On June 25, 2002, the team returned after the extended roadtrip to play in front of many Cloverleaf alumni from the 1950s-1960s teams that called Selma home. The major highlight of the second half of the season occurred on July 17 when both Desmond O'Quine and Jose Colon each hit a grand slam in the seventh inning of a 17–2 rout of the rival Montgomery Wings.

The season would end after a 3–0 loss to the Pensacola Pelicans in the league tournament on August 29. The 2002 squad finished with an overall record of 29-29.

===2003===
After seeing success in the 2002 season along with the teams’ new ownership, the outlook for 2003 looked bright. The team had initial player tryouts in March followed by an invitation only try-outs in April to fill out the final team roster.
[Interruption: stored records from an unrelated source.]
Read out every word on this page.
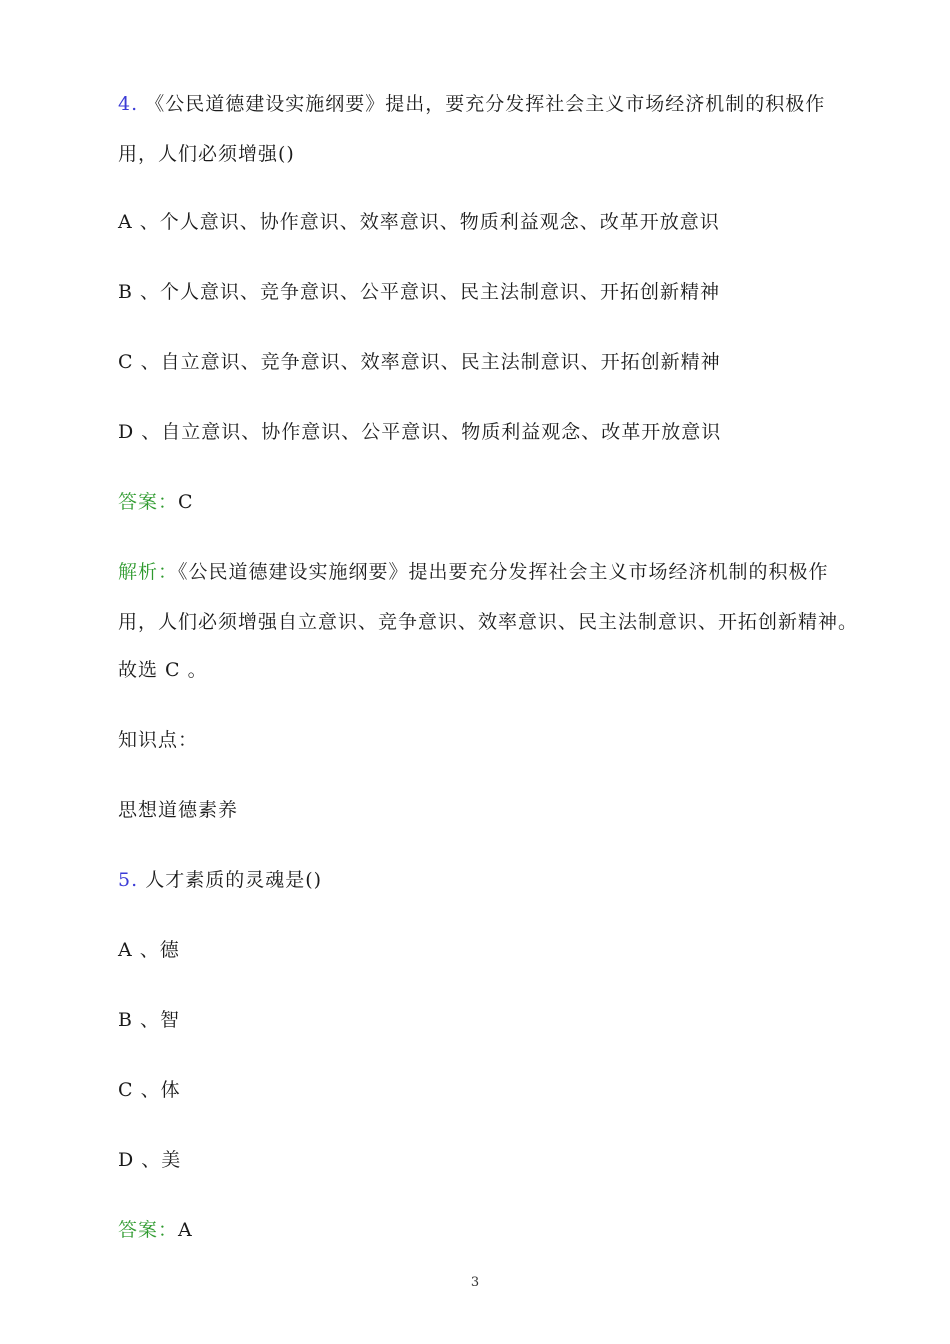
4. 《公民道德建设实施纲要》提出，要充分发挥社会主义市场经济机制的积极作
用，人们必须增强()
A 、个人意识、协作意识、效率意识、物质利益观念、改革开放意识
B 、个人意识、竞争意识、公平意识、民主法制意识、开拓创新精神
C 、自立意识、竞争意识、效率意识、民主法制意识、开拓创新精神
D 、自立意识、协作意识、公平意识、物质利益观念、改革开放意识
答案：C
解析：《公民道德建设实施纲要》提出要充分发挥社会主义市场经济机制的积极作
用，人们必须增强自立意识、竞争意识、效率意识、民主法制意识、开拓创新精神。
故选 C 。
知识点：
思想道德素养
5. 人才素质的灵魂是()
A 、德
B 、智
C 、体
D 、美
答案：A
3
On May 13, it was announced that the team would play as a traveling team for the 2003 season after ownership was unable to pay the league a $100,000 safety net to make sure they would finish out the season on the heels of the Ozark and Americus teams folding mid-season in 2002. After the announcement, the team would play on May 29 and a final double-header on May 31 in Selma before officially becoming a traveling team. These games against the Montgomery Wings were played in Selma due to a scheduling conflict at Paterson Field.

Of note, the traveling Cloverleafs team made national press upon signing the late Ted Williams' son, John Henry Williams, on June 9. His first game came against the Pensacola Pelicans on June 12. John played in 13 games with the Cloverleafs with an average of .051.

The 2003 squad finished with an overall record of 23–44, and finished sixth in the overall standings.